The 10th meeting of the Parties to the Convention on Biological Diversity (COP 10) has begun, with representatives from over 190 countries gathering in Nagoya, Japan.  Some of the main issues that will be discussed at COP include  access and benefit sharing, food security and biodiversity loss.

Ahmed Djoghlaf, executive secretary of the CBD, recently warned about biodiversity loss in a statement he made at The International Seminar on the Role of Agrobiodiversity in addressing Hunger and Climate Change: The Road to Nagoya
<quote>.
“Seventy-five percent of the food crop varieties we once grew have disappeared from our fields in the last 100 years. Twenty-one percent of the world’s 7,000 livestock breeds are classified as being at risk, while more than 60 breeds are reported to have become extinct during the first six years of this century alone…..”Of the 7,000 species of plants that have been domesticated over the history of agriculture, a mere 30 account for 90 percent of all the food that we eat every day,” <unquote>

To preserve and conserve biodiversity between now and 2020, the conference is debating whether to set aside   terrestrial areas and a yet to be decided percentage of the world’s marine areas as sanctuaries. Another main issue that delegates will be concentrating upon is the new protocol on access to genetic resources for commercial use, especially when those resources lie on the lands of indigenous peoples.

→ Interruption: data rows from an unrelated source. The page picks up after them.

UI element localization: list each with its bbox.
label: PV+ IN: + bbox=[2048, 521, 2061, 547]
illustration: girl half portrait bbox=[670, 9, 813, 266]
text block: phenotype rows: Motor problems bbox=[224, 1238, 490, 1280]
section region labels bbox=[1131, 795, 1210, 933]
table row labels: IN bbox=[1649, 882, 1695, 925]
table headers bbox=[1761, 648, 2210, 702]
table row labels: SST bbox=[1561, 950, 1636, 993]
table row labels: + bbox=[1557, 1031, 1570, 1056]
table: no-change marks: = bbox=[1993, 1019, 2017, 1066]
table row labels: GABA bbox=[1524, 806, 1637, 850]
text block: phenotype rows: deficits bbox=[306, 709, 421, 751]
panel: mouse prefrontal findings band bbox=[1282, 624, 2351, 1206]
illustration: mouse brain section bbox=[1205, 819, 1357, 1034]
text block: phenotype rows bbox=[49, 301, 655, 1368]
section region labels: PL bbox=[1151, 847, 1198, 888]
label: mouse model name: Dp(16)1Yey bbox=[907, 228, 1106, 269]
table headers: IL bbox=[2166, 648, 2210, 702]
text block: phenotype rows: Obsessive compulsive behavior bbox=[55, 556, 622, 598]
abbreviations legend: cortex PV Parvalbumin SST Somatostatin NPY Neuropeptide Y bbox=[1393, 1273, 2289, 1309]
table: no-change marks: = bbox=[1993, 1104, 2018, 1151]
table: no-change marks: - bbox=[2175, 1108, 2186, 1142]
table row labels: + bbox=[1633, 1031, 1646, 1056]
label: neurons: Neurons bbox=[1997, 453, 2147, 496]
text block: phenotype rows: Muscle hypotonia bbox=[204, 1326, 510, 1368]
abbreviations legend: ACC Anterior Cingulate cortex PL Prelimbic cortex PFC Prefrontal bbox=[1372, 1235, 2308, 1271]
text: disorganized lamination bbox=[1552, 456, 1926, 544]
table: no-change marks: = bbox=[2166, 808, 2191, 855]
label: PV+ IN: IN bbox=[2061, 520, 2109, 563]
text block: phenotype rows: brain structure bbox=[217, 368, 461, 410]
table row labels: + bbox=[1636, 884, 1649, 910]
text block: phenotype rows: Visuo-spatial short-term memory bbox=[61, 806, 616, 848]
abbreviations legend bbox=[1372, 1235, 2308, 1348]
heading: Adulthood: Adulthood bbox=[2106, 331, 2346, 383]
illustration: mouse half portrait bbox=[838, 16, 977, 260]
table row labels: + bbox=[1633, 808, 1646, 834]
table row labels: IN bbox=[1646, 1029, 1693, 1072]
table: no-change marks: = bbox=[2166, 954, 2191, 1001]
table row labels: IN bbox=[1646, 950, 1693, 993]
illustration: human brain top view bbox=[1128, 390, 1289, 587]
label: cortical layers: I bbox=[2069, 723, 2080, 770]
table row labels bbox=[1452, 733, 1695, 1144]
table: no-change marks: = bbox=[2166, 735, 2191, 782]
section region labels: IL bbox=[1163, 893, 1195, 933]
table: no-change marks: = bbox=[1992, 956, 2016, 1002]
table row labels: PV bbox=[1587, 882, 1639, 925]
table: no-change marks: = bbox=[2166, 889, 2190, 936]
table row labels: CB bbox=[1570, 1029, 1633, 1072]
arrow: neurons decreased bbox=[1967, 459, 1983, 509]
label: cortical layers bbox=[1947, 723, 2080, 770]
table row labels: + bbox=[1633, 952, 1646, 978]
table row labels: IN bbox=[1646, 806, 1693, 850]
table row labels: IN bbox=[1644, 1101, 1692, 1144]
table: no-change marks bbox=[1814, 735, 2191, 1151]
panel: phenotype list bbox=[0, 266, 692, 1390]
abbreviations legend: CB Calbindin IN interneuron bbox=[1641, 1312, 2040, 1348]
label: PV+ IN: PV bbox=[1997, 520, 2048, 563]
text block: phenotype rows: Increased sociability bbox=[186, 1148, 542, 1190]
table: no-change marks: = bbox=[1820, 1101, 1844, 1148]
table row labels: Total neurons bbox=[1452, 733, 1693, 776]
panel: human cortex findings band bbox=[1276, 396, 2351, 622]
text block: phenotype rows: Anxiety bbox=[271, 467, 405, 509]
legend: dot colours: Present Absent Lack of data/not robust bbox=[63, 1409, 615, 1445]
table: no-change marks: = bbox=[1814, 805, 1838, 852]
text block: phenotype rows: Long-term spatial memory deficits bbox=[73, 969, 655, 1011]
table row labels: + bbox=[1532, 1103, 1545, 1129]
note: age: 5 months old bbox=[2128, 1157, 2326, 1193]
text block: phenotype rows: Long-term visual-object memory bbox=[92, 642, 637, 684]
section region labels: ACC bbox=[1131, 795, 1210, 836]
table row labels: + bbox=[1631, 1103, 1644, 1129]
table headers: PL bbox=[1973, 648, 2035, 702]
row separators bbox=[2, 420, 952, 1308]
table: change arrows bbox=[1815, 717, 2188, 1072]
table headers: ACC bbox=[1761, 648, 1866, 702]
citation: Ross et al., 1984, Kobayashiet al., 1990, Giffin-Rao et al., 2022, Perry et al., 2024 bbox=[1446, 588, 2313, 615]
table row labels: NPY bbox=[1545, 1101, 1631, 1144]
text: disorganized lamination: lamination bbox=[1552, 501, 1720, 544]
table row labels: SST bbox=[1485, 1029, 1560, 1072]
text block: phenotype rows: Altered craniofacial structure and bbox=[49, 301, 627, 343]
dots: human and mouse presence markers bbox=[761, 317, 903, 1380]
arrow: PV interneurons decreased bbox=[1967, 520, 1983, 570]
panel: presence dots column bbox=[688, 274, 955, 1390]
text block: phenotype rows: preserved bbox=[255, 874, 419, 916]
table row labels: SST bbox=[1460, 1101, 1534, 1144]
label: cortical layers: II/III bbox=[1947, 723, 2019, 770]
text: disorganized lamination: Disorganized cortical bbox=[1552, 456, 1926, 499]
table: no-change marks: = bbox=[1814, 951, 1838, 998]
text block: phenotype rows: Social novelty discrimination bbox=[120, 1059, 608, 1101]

Bioversity International is present at COP 10, representing the Consortium of CGIAR Centres.
A series of factsheets have been published that provides participants and visitors at COP 10 with background information on some of the key topics related to conservation and agriculture.  The factsheets touch on the following topics:
*  Agricultural Biodiversity
*  Millennium Development Goals
*  Crop Wild Relatives
*  Neglected and Underutilized Species
*  Nutrition
*  Aquatic Genetic Resources
*  Animal Genetic Resources
*  Adapting to Climate Change
*  Access and Benefit Sharing
*  The Satoyama Initiative
*  Guardians of Agricultural Biodiversity

They can be downloaded separately, or as a full set from Bioversity’s website.